The problem, he explains, is that the purpose of marking goes beyond just giving feedback on a particular piece of work: it helps teachers to see how students are progressing, what their level of understanding is, and, in turn, shapes teaching going forward. It also fosters good relationships, he adds. 

“Students need to believe I’m invested in them. If they don’t think I’m interested in them and willing to make an effort on their behalf, then they’re much less likely to make an effort. So how do you do this? You prepare your material, you know what you’re talking about, you teach as well as you can, and you mark. You write annotations that show you’ve understood what they’re saying, you take an interest in their strengths and weaknesses,” he says. 

“That human investment of my time and attention in their efforts is part of what you do to build a relationship with pupils. And I wouldn’t want to throw that out. I think I’d find it very difficult to replicate it in another way.”

Rebecca Mace is a former teacher who specialises in digital pedagogy and is an education lecturer at both the University of West London and University College London. She works as a consultant for Progressay, and says she can relate to Noakes’s concerns. 

“Having work submitted to you on time and then returned in a timely fashion is a language of care that is replicated over and over in classrooms throughout the country. As well as a knowledge check, it can serve as a pastoral measure and content (or lack of it) can often be the way that pastoral issues are picked up. If a computer entirely replaced this then that would be a negative,” she says.

‘More and more people are leaving the profession due to unmanageable workloads, and AI is one way to help deal with that’

AI could never replicate all of the qualities of a human marker. But, Mace says, the right programme could create more time for teachers to focus on those aspects of the job that technology can’t touch.

“Teachers are best placed to instil a lifelong love for learning, foster real passion for a subject, facilitate difficult conversations, and demonstrate real care. The important thing is that they are freed up to do this,” she says.  

And, in the face of an ongoing recruitment and retention crisis, the potential AI offers in this area is something we perhaps can’t ignore. 

“More and more people are leaving the profession due to unmanageable workloads, and AI is one way to help deal with that,” Mace says.

Karine George, a former headteacher and active research practitioner, who co-authored the book AI For Teachers with Professor Rose Luckin, agrees - and points out that, regardless of how teachers feel about it, the rise of AI is inevitable.

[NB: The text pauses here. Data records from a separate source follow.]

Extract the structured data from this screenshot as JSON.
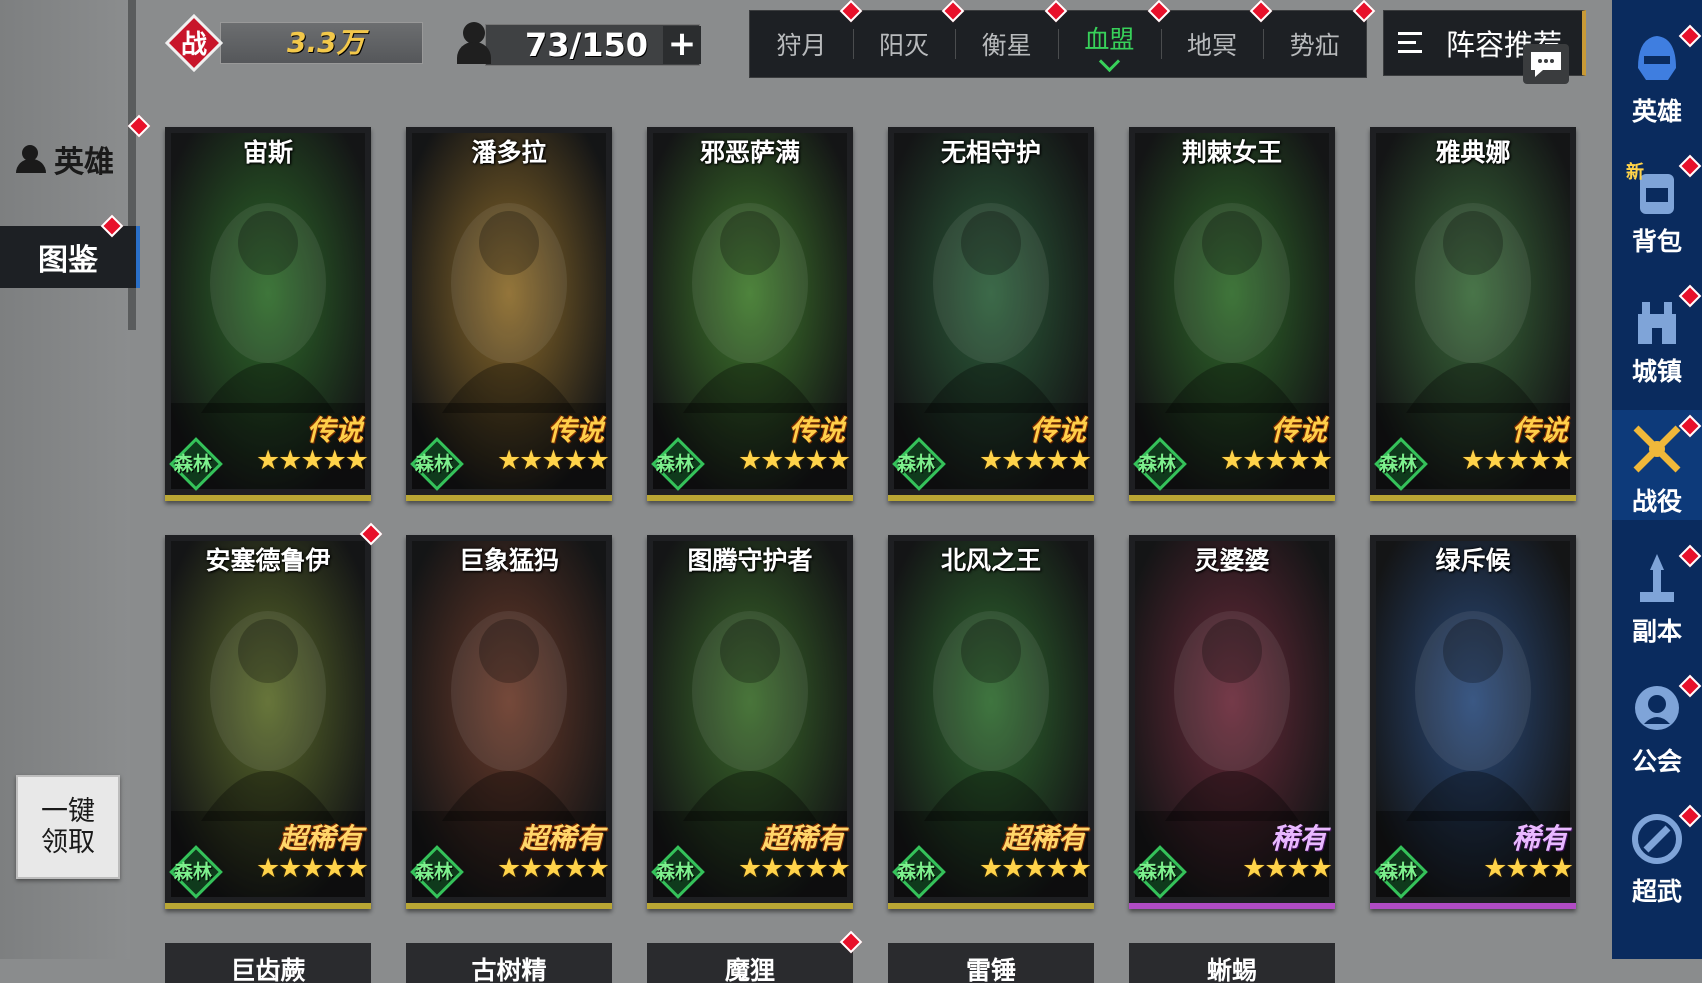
{
  "left_panel": {
    "tabs": [
      {
        "label": "英雄",
        "active": false
      },
      {
        "label": "图鉴",
        "active": true
      }
    ],
    "claim_all_lines": [
      "一键",
      "领取"
    ]
  },
  "top_bar": {
    "power_emblem": "战",
    "power_value": "3.3万",
    "stamina_value": "73/150",
    "stamina_add": "+",
    "faction_tabs": [
      {
        "label": "狩月",
        "active": false
      },
      {
        "label": "阳灭",
        "active": false
      },
      {
        "label": "衡星",
        "active": false
      },
      {
        "label": "血盟",
        "active": true
      },
      {
        "label": "地冥",
        "active": false
      },
      {
        "label": "势疝",
        "active": false
      }
    ],
    "recommend_label": "阵容推荐"
  },
  "right_nav": [
    {
      "label": "英雄",
      "icon": "helmet-icon"
    },
    {
      "label": "背包",
      "icon": "backpack-icon",
      "badge": "新"
    },
    {
      "label": "城镇",
      "icon": "castle-icon"
    },
    {
      "label": "战役",
      "icon": "crossed-swords-icon",
      "active": true
    },
    {
      "label": "副本",
      "icon": "dungeon-icon"
    },
    {
      "label": "公会",
      "icon": "guild-icon"
    },
    {
      "label": "超武",
      "icon": "super-weapon-icon"
    }
  ],
  "heroes": [
    {
      "name": "宙斯",
      "faction": "森林",
      "rarity": "传说",
      "stars": 5,
      "color": "#2e6b2a"
    },
    {
      "name": "潘多拉",
      "faction": "森林",
      "rarity": "传说",
      "stars": 5,
      "color": "#8b6a2a"
    },
    {
      "name": "邪恶萨满",
      "faction": "森林",
      "rarity": "传说",
      "stars": 5,
      "color": "#3f7a2c"
    },
    {
      "name": "无相守护",
      "faction": "森林",
      "rarity": "传说",
      "stars": 5,
      "color": "#2c5e3a"
    },
    {
      "name": "荆棘女王",
      "faction": "森林",
      "rarity": "传说",
      "stars": 5,
      "color": "#2f6a2a"
    },
    {
      "name": "雅典娜",
      "faction": "森林",
      "rarity": "传说",
      "stars": 5,
      "color": "#3a6a3a"
    },
    {
      "name": "安塞德鲁伊",
      "faction": "森林",
      "rarity": "超稀有",
      "stars": 5,
      "color": "#5a6a2a"
    },
    {
      "name": "巨象猛犸",
      "faction": "森林",
      "rarity": "超稀有",
      "stars": 5,
      "color": "#6a3a2a"
    },
    {
      "name": "图腾守护者",
      "faction": "森林",
      "rarity": "超稀有",
      "stars": 5,
      "color": "#3a6a2a"
    },
    {
      "name": "北风之王",
      "faction": "森林",
      "rarity": "超稀有",
      "stars": 5,
      "color": "#2f6a2f"
    },
    {
      "name": "灵婆婆",
      "faction": "森林",
      "rarity": "稀有",
      "stars": 4,
      "color": "#6a2a3a"
    },
    {
      "name": "绿斥候",
      "faction": "森林",
      "rarity": "稀有",
      "stars": 4,
      "color": "#2a4a7a"
    }
  ],
  "peek_row": [
    "巨齿蕨",
    "古树精",
    "魔狸",
    "雷锤",
    "蜥蜴"
  ]
}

She draws attention to the fact that algorithms, AI and the like are already used throughout education, from automating admin to adjusting for grade inflation at exam boards. 

“As AI continues to weave into every aspect of our life, we’re going to see more policymaking governance and the need to train stakeholders,” she says. 
 
And so, she continues, it is incumbent on educators to not bury their heads in the sand about this kind of technology. 
 
“Our job is to prepare children for their futures, not our past, so we have to be interested in technology because it’s interwoven in our daily lives, whether we like it or not. And if we’re going to make our students life-ready and work-ready, schools have a responsibility to demystify AI.” 
 
That doesn’t mean ceding control over assessment completely, she continues. Instead, it’s about getting the AI to “do the heavy lifting” in procedural tasks.

“The teacher is still key to teaching and learning; there’s going to be no AI that’s ever going to be able to react with the human emotional empathy that we exhibit every day to our young people,” she says. 

“What we want is a landscape where our time is used more effectively and efficiently so that our expertise is better focused, and we can deploy it better.” 

Let’s hope that if Sunak does decide to follow through on his campaign promise, this is something he will recognise.